00:15:13.21 [Michael Helbling]: Exactly. Plus, it remembers context, so as you automate routine tasks, it stores those, so you don’t have to explain it all again the next time you do that same task.
00:15:23.83 [Tim Wilson]: OK, I’m listening.
00:15:25.81 [Michael Helbling]: Where do I get it? Well, it’s even beta right now, and you can go to ask-y.ai. That’s ask-y.ai. You can get ahead of the curve and join the ranks of the AI analysts.
00:15:39.33 [Tim Wilson]: And because we like you guys, use code APH when you sign up, and our friends at Ask Why will put you at the top of their wait list.
00:15:48.17 [Michael Helbling]: Yep, stop pasting data into black boxes. Get Ask Why.
00:15:52.99 [Tim Wilson]: that I’ve had the XML question as well as whether it was, because I remember that being coming from an HTML world and then XML came out and it’s like, look, XML doesn’t give a shit about what you’re rendering in a browser, but it is this structured world. So I feel like, and then JSON, I sort of understood because of the XML. And that makes sense because there were, there was talk of saying different, applications uses would say using this XML structure, let’s define kind of specifically how that is going to be used in the context of this financial services thing. So you’re saying that is also a useful if imperfect analogy?

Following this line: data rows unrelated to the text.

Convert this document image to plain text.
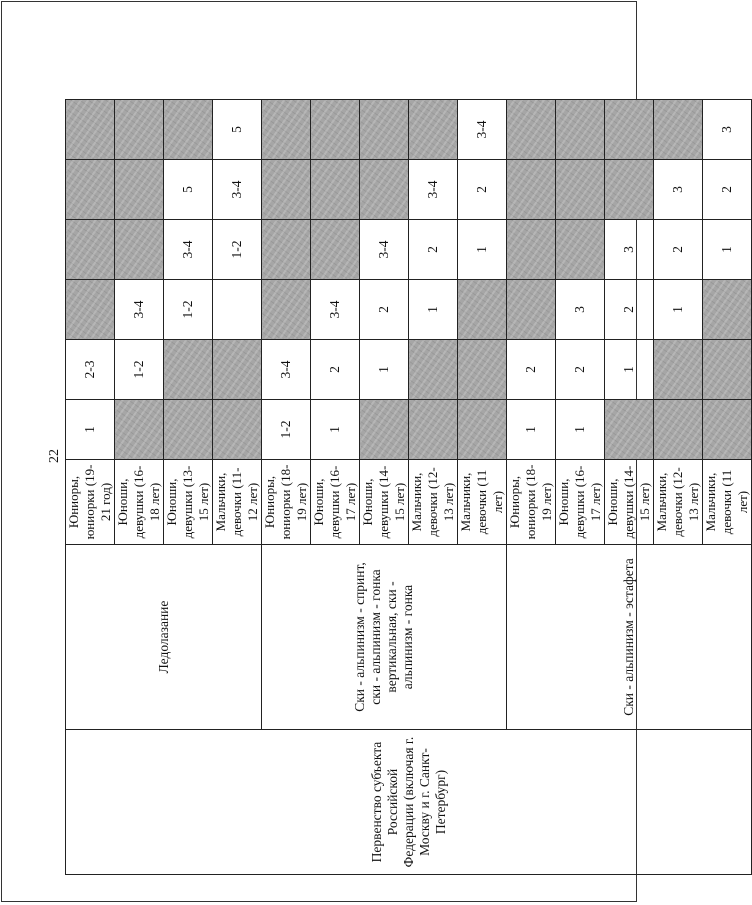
22
Первенство субъекта Российской Федерации (включая г. Москву и г. Санкт-Петербург)	Ледолазание	Юниоры, юниорки (19-21 год)	1	2-3				
		Юноши, девушки (16-18 лет)		1-2	3-4			
		Юноши, девушки (13-15 лет)			1-2	3-4	5	
		Мальчики, девочки (11-12 лет)				1-2	3-4	5
	Ски - альпинизм - спринт, ски - альпинизм - гонка вертикальная, ски - альпинизм - гонка	Юниоры, юниорки (18-19 лет)	1-2	3-4				
		Юноши, девушки (16-17 лет)	1	2	3-4			
		Юноши, девушки (14-15 лет)		1	2	3-4		
		Мальчики, девочки (12-13 лет)			1	2	3-4	
		Мальчики, девочки (11 лет)				1	2	3-4
	Ски - альпинизм - эстафета	Юниоры, юниорки (18-19 лет)	1	2				
		Юноши, девушки (16-17 лет)	1	2	3			
		Юноши, девушки (14-15 лет)		1	2	3		
		Мальчики, девочки (12-13 лет)			1	2	3	
		Мальчики, девочки (11 лет)				1	2	3
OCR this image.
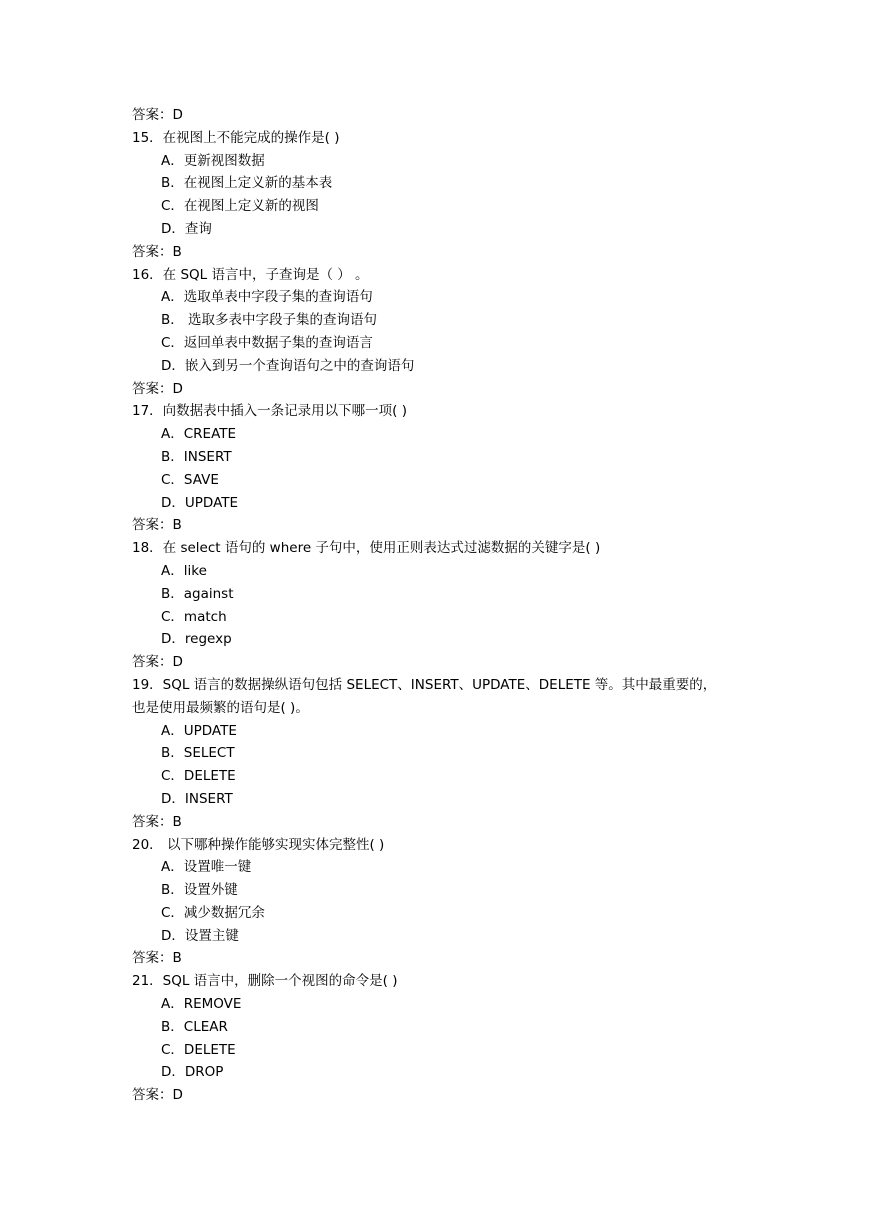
答案：D
15．在视图上不能完成的操作是( )
A．更新视图数据
B．在视图上定义新的基本表
C．在视图上定义新的视图
D．查询
答案：B
16．在 SQL 语言中，子查询是（ ） 。
A．选取单表中字段子集的查询语句
B． 选取多表中字段子集的查询语句
C．返回单表中数据子集的查询语言
D．嵌入到另一个查询语句之中的查询语句
答案：D
17．向数据表中插入一条记录用以下哪一项( )
A．CREATE
B．INSERT
C．SAVE
D．UPDATE
答案：B
18．在 select 语句的 where 子句中，使用正则表达式过滤数据的关键字是( )
A．like
B．against
C．match
D．regexp
答案：D
19．SQL 语言的数据操纵语句包括 SELECT、INSERT、UPDATE、DELETE 等。其中最重要的，
也是使用最频繁的语句是( )。
A．UPDATE
B．SELECT
C．DELETE
D．INSERT
答案：B
20． 以下哪种操作能够实现实体完整性( )
A．设置唯一键
B．设置外键
C．减少数据冗余
D．设置主键
答案：B
21．SQL 语言中，删除一个视图的命令是( )
A．REMOVE
B．CLEAR
C．DELETE
D．DROP
答案：D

00:16:40.80 [Sam Redfern]: Yeah, look. Uh, history sort of rhymes more than copies, right? Like, um, you know, it’s, it’s going to, um, uh, like, It’s the first time in software that we’ve had this amount of non-determinism to deal with, right? You think about what success has meant in software development or data before, and it’s like some human’s ability to remember some random function as part of a library and be able to write that code as fast as possible and do it in as perfect as close to grammar as possible. The problem with this new world that we’re going into is the skill of dealing with non-determinism is not closely overlapping with that historical set of skills. It’s going to feel different and people who talk about the vibes of a model, there’s some truth in it in a sense. Getting a feel and it’s true with tool design. When you’re building an MCP, so we’ll just go back to the MCP paradigm, And so you’re thinking about the tools that you’re building and the fingers that you’re giving this agent and this harness access to. When you’re starting out, you’re doing kind of the early playful part of programming, in a sense, right? Where you’re just like, oh, does this connect to this? And when I run through it, what problems do I see with it? I do think that, like, It feels like those early days of these standards and people are playing around with them. And then when you want to get serious about the thing that you’re building, you’re then looking through the agent logs, you’re seeing what tools it’s calling, you’re seeing the parameters, you’re seeing how many times it correctly passes in the correct parameters and everything like that.
00:18:30.07 [Tim Wilson]: So let me hit the non-determinism point. And maybe I’m going to go back to using the Google Analytics MCP as an example that the The client, the application that’s hooked, the agent that is hooking in and using the MCP, say it’s a LLM, it’s core. And maybe I’m missing the non. I’m thinking of that as being it’s a it’s a probabilistic thing, but it’s hitting the MCP to get stuff back. Is the MCP necessarily also kind of non deterministic? Or is it no, like the inputs may be kind of floating around a little bit, but and or maybe it just depends on what it’s an MCP for. If in the Google Analytics example, I would say if the input is users in the last month that the MCP would say, well, as long as that, or is it that input’s going to come in with the little squishiness in it, and it’s up to the MCP to say, I got to figure out what I should go and pull and return.
00:19:39.91 [Sam Redfern]: Yeah, and I think this is a good point to talk about this interesting dimensions that’s coming up recently. If I was going on a league team, which I’m definitely not, and I don’t think I’ve used Google Analytics for over a decade, and I missed many of the big transitions. I’m probably not the best person to talk about GA, but So the Google Analytics MCP is going to have this problem where they have these dimensions and measures and breakdowns, and then they’re obviously trying to do it on the cheap on the inside. And so they’re only storing some of the information. So they’re going to have a basic report tool, so it’s going to be called the report tool. And the name of it is going to be traffic analysis. And it’s going to be put the date range in, and then it’s just going to return back a very minimized array of what the traffic has been.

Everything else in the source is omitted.